Dans les récits de conversion, celle-ci s’apparente souvent à une mutation radicale.
Qu’en a-t-il été pour les « pères fondateurs » de la Réforme?
| par Jean Loignon |
Cliquez ici pour accéder à la série RÉTROVISEUR | Figures et moments signifiants de l’histoire protestante
Dans les itinéraires de foi, les conversions brusques fascinent, en exaltant ce moment où subitement une vie bascule, où un appel devient irrésistible, où semble naître une autre personne. Lorsque le changement d’attitude est radical, la conversion est ressentie comme un miracle : ainsi en a-t-il été de l’apôtre Paul, d’abord zélé persécuteur des premiers chrétiens, puis touché un jour vers 37 apr J.-C. sur le chemin de Damas par une foi aveuglante qui fera de lui le plus ardent propagateur et organisateur du christianisme. Plus proche de nous et dans un univers profane, l’écrivain français Paul Claudel raconta – avec quelle précision ! – avoir trouvé la foi pour toujours le jour de Noël 1886, en écoutant dans la cathédrale Notre-Dame de Paris le Magnificat, debout près du second pilier à droite en entrant. La tentation est alors vive de faire de ces moments intimes la norme d’une foi authentique et donc un objectif pour les croyants en devenir.
Qu’en a-t-il été pour les « pères fondateurs » de la Réforme, Martin Luther et Jean Calvin?
Le premier, né en 1483 en Allemagne, fut marqué par cette foi collective épeurante de la fin du Moyen-Âge. Tout jeune homme et traversant une forêt, il crut sa dernière heure arrivée quand un orage violent menaça de le foudroyer. Il promit à sainte Anne de se faire moine, s’il sortait vivant de cette intempérie. Foi ou réflexe d’une relation contractuelle et protectrice entre Dieu et l’humanité?

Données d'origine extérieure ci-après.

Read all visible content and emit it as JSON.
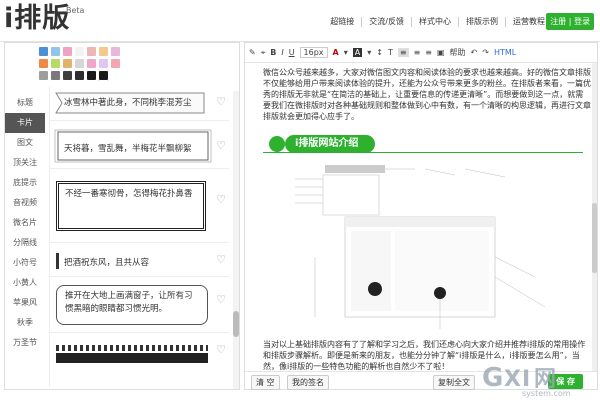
{
  "app": {
    "logo": "i排版",
    "beta": "Beta"
  },
  "topnav": [
    "超链接",
    "交流/反馈",
    "样式中心",
    "排版示例",
    "运营教程"
  ],
  "auth": "注册 | 登录",
  "swatches": [
    [
      "#4b8fd6",
      "#8fc6ea",
      "#f0a3c4",
      "#f3f3f3",
      "#efb5b5",
      "#f3c98c",
      "#e6b8d9"
    ],
    [
      "#ef8a46",
      "#b7db67",
      "#e0b56b",
      "#d6d6d6",
      "#f1a7c8",
      "#e2c6ef",
      "#f4a6b2"
    ],
    [
      "#9e9e9e",
      "#7a7a7a",
      "#3f3f3f",
      "#2e2e2e",
      "#1a1a1a",
      "#1a1a1a"
    ]
  ],
  "categories": [
    "标题",
    "卡片",
    "图文",
    "顶关注",
    "底提示",
    "音视频",
    "微名片",
    "分隔线",
    "小符号",
    "小黄人",
    "苹果风",
    "秋季",
    "万圣节"
  ],
  "items": [
    {
      "text": "冰雪林中著此身，不同桃李混芳尘",
      "style": "ribbon"
    },
    {
      "text": "天将暮，雪乱舞，半梅花半飘柳絮",
      "style": "scroll"
    },
    {
      "text": "不经一番寒彻骨，怎得梅花扑鼻香",
      "style": "bold"
    },
    {
      "text": "把酒祝东风，且共从容",
      "style": "bar"
    },
    {
      "text": "推开在大地上画满窗子，让所有习惯黑暗的眼睛都习惯光明。",
      "style": "round"
    },
    {
      "text": "",
      "style": "stripe"
    }
  ],
  "toolbar": {
    "fontsize": "16px",
    "mark": "A",
    "font": "A",
    "bold": "B",
    "italic": "I",
    "underline": "U",
    "help": "帮助",
    "html": "HTML"
  },
  "editor": {
    "para1": "微信公众号越来越多，大家对微信图文内容和阅读体验的要求也越来越高。好的微信文章排版不仅能够给用户带来阅读体验的提升，还能为公众号带来更多的粉丝。在排版者来看，一篇优秀的排版无非就是“在简洁的基础上，让重要信息的传递更清晰”。而想要做到这一点，就需要我们在微排版时对各种基础规则和整体做到心中有数，有一个清晰的构思逻辑，再进行文章排版就会更加得心应手了。",
    "section_title": "i排版网站介绍",
    "para2": "当对以上基础排版内容有了了解和学习之后，我们还虑心向大家介绍并推荐i排版的常用操作和排版步骤解析。即便是新来的朋友，也能分分钟了解“i排版是什么，i排版要怎么用”，当然，像i排版的一些特色功能的解析也自然少不了啦！"
  },
  "footer": {
    "clear": "清 空",
    "signature": "我的签名",
    "copy": "复制全文",
    "save": "保 存"
  },
  "watermark": {
    "brand": "G X I 网",
    "url": "system.com"
  },
  "colors": {
    "accent": "#2db12f",
    "border": "#dddddd"
  }
}
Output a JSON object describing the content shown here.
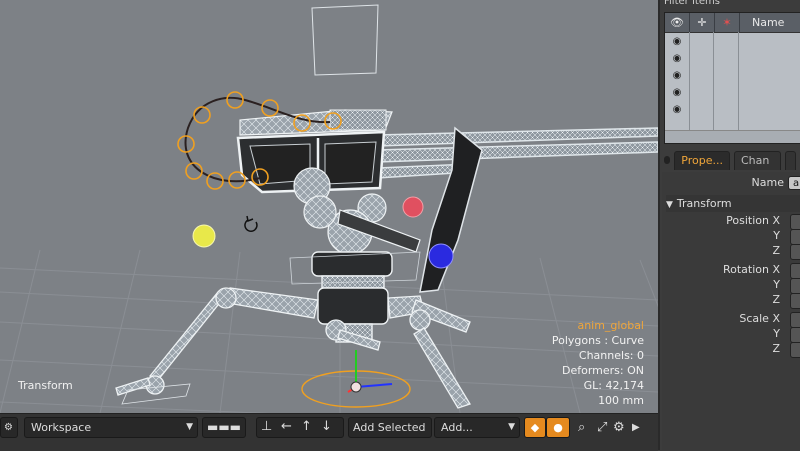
{
  "viewport": {
    "label": "Transform",
    "info": {
      "item": "anim_global",
      "polygons": "Polygons : Curve",
      "channels": "Channels: 0",
      "deformers": "Deformers: ON",
      "gl": "GL: 42,174",
      "grid": "100 mm"
    }
  },
  "items_panel": {
    "title": "Filter Items",
    "name_header": "Name",
    "row_count": 5
  },
  "properties_panel": {
    "tabs": [
      "Prope...",
      "Chan ...",
      ""
    ],
    "name_label": "Name",
    "name_value": "a",
    "section": "Transform",
    "position_label": "Position X",
    "rotation_label": "Rotation X",
    "scale_label": "Scale X",
    "y_label": "Y",
    "z_label": "Z"
  },
  "toolbar": {
    "workspace": "Workspace",
    "add_selected": "Add Selected",
    "add": "Add..."
  },
  "colors": {
    "accent": "#f0a63a",
    "viewport_bg": "#7d8186",
    "panel_bg": "#3c3c3c",
    "selection_blue": "#2a2ae0",
    "yellow_handle": "#e8e84a",
    "red_handle": "#e05060"
  }
}
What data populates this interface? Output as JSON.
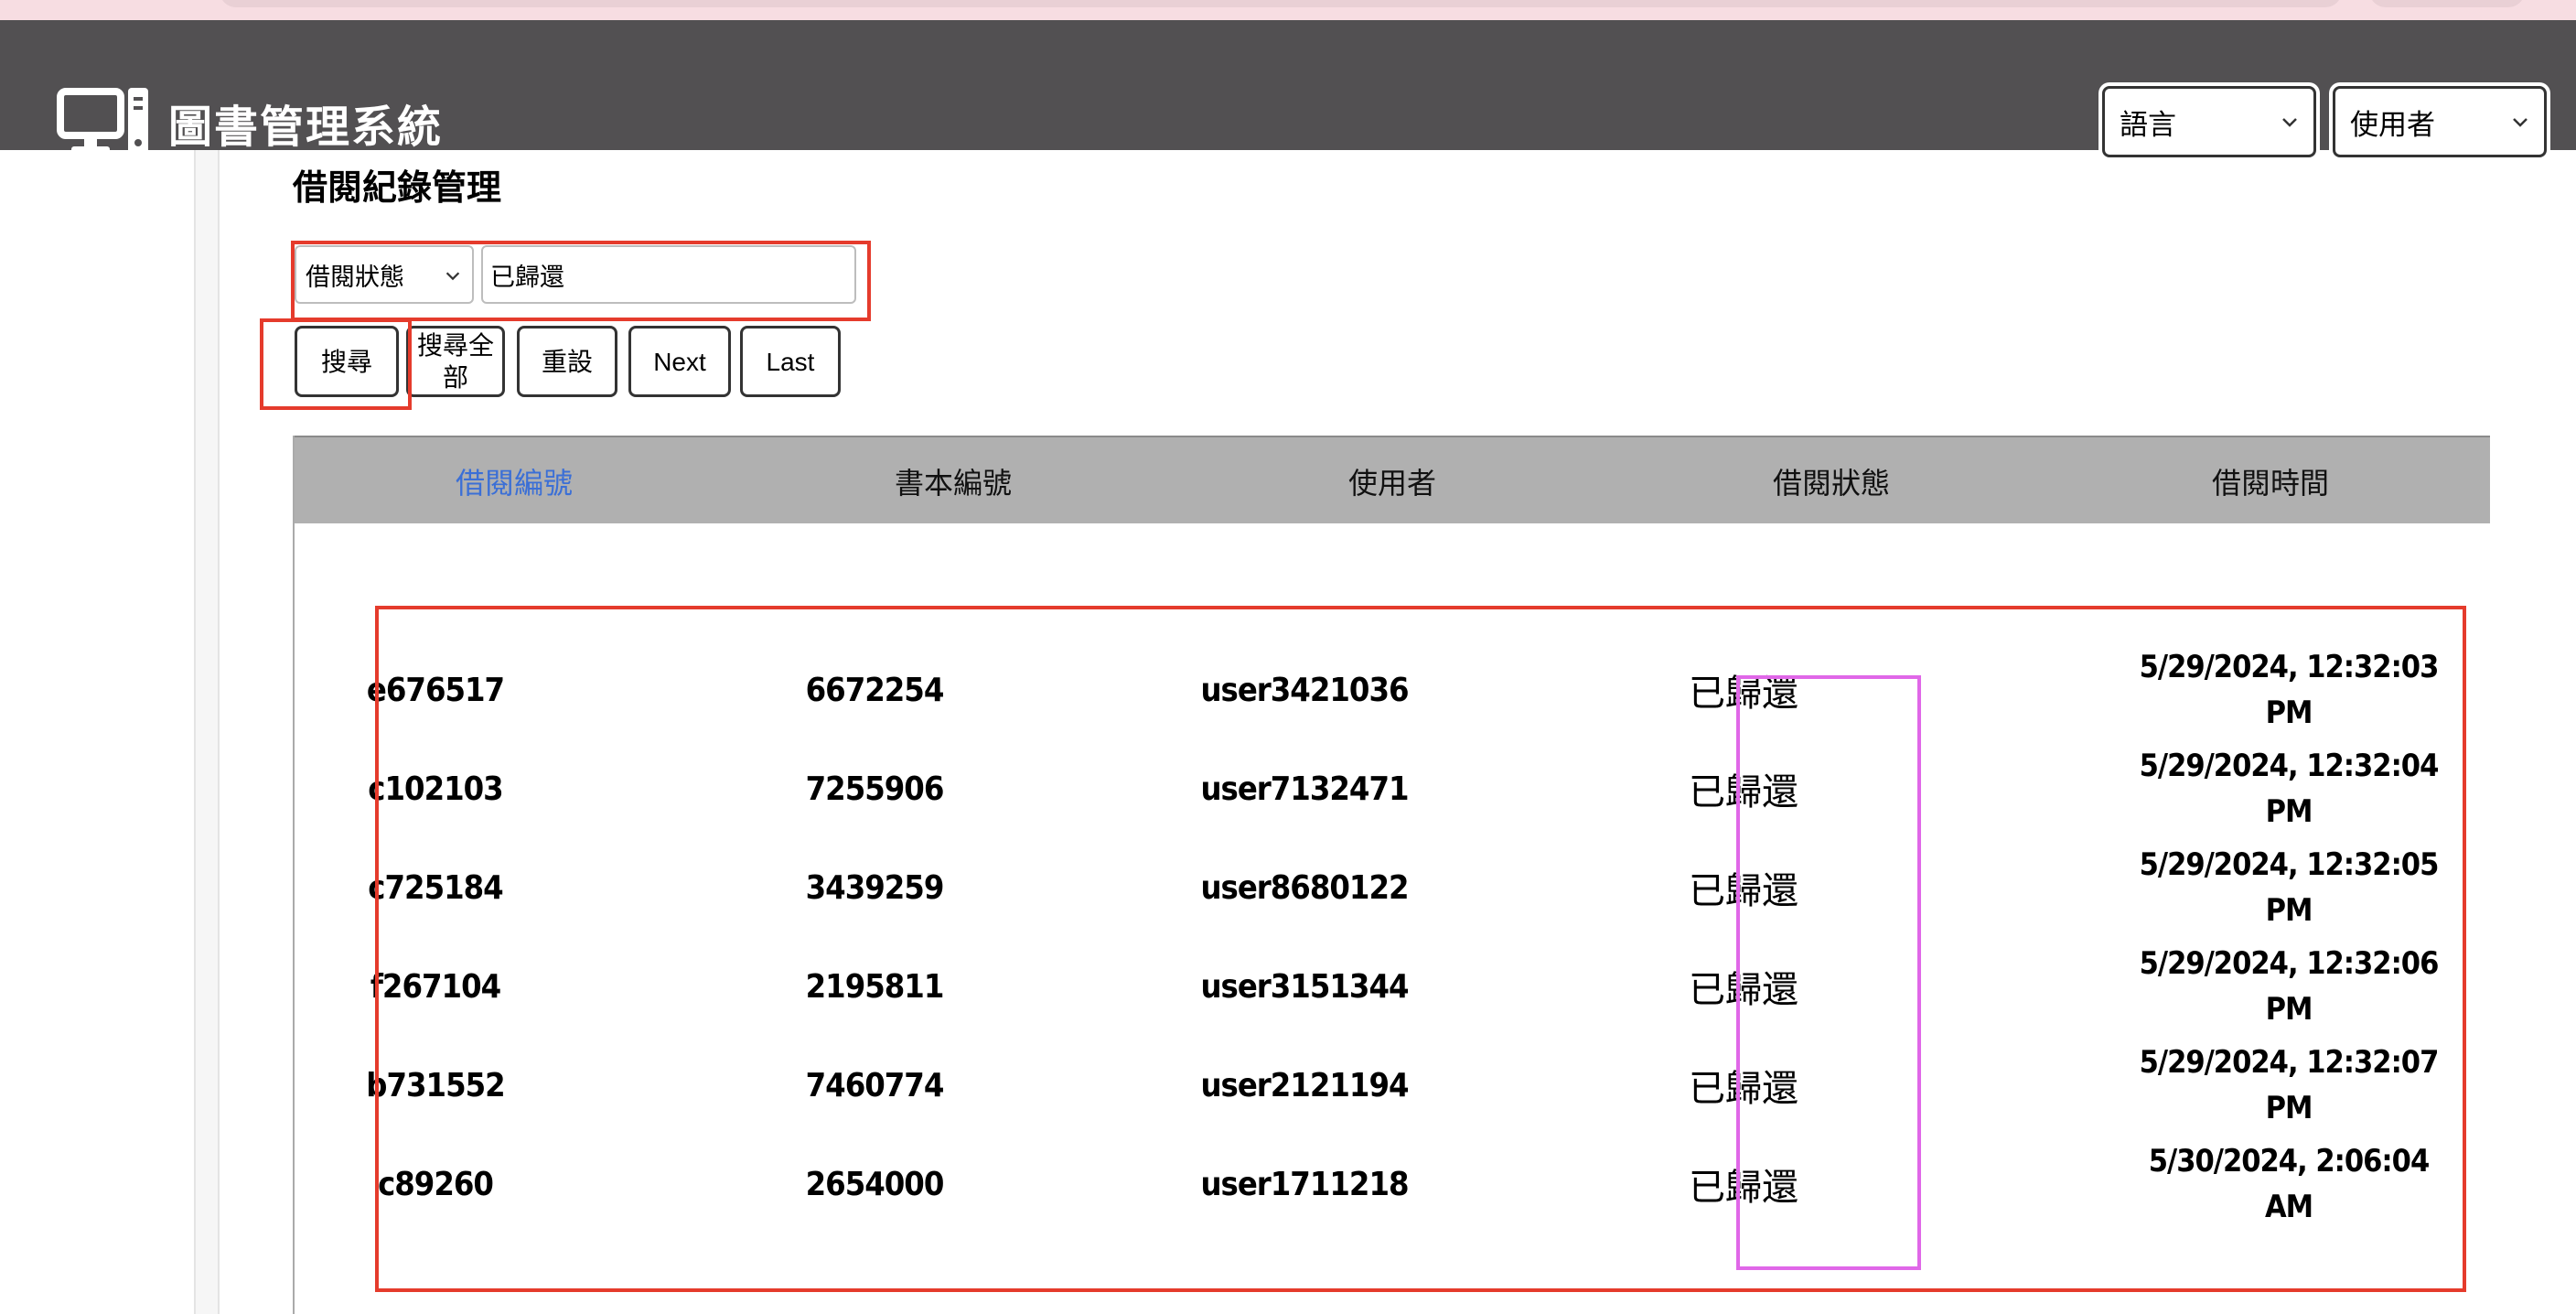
{
  "header": {
    "app_title": "圖書管理系統",
    "brand_icon": "computer-icon",
    "language_select": "語言",
    "user_select": "使用者"
  },
  "page": {
    "title": "借閱紀錄管理"
  },
  "filter": {
    "field_select": "借閱狀態",
    "value": "已歸還"
  },
  "buttons": {
    "search": "搜尋",
    "search_all": "搜尋全部",
    "reset": "重設",
    "next": "Next",
    "last": "Last"
  },
  "table": {
    "columns": [
      "借閱編號",
      "書本編號",
      "使用者",
      "借閱狀態",
      "借閱時間"
    ],
    "rows": [
      {
        "borrow_id": "e676517",
        "book_id": "6672254",
        "user": "user3421036",
        "status": "已歸還",
        "time": "5/29/2024, 12:32:03 PM"
      },
      {
        "borrow_id": "c102103",
        "book_id": "7255906",
        "user": "user7132471",
        "status": "已歸還",
        "time": "5/29/2024, 12:32:04 PM"
      },
      {
        "borrow_id": "c725184",
        "book_id": "3439259",
        "user": "user8680122",
        "status": "已歸還",
        "time": "5/29/2024, 12:32:05 PM"
      },
      {
        "borrow_id": "f267104",
        "book_id": "2195811",
        "user": "user3151344",
        "status": "已歸還",
        "time": "5/29/2024, 12:32:06 PM"
      },
      {
        "borrow_id": "b731552",
        "book_id": "7460774",
        "user": "user2121194",
        "status": "已歸還",
        "time": "5/29/2024, 12:32:07 PM"
      },
      {
        "borrow_id": "c89260",
        "book_id": "2654000",
        "user": "user1711218",
        "status": "已歸還",
        "time": "5/30/2024, 2:06:04 AM"
      }
    ]
  },
  "colors": {
    "header_bg": "#525052",
    "table_header_bg": "#b0b0b0",
    "active_column": "#3b6fd6",
    "annotation_red": "#e53b2c",
    "annotation_pink": "#e067e8"
  }
}
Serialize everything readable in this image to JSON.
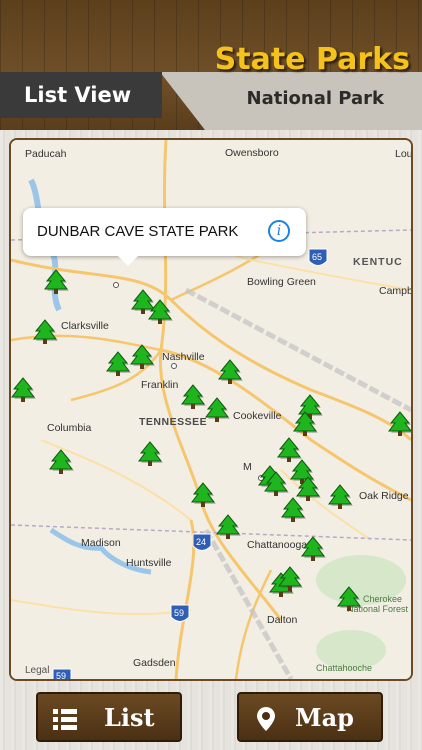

Devenu moine et théologien, il resta hanté par l’incertitude de son salut, jusqu’au jour où, commentant l’Épître aux Romains, il médita longuement ce verset : Celui qui est juste vivra par la foi (Ro 1,17). Plus tard, Luther relata ce moment : je me sentis renaître et il me sembla être entré par la porte largement ouverte du Paradis-même. Mais c’est seulement deux ans après en 1517 qu’il afficha ses fameuses 95 Thèses sur la porte de l’église de Wittenberg, inaugurant une démarche de rupture avec le christianisme romain qui sera définitive par son refus public de se rétracter lors de la Diète[1] de Worms en 1521.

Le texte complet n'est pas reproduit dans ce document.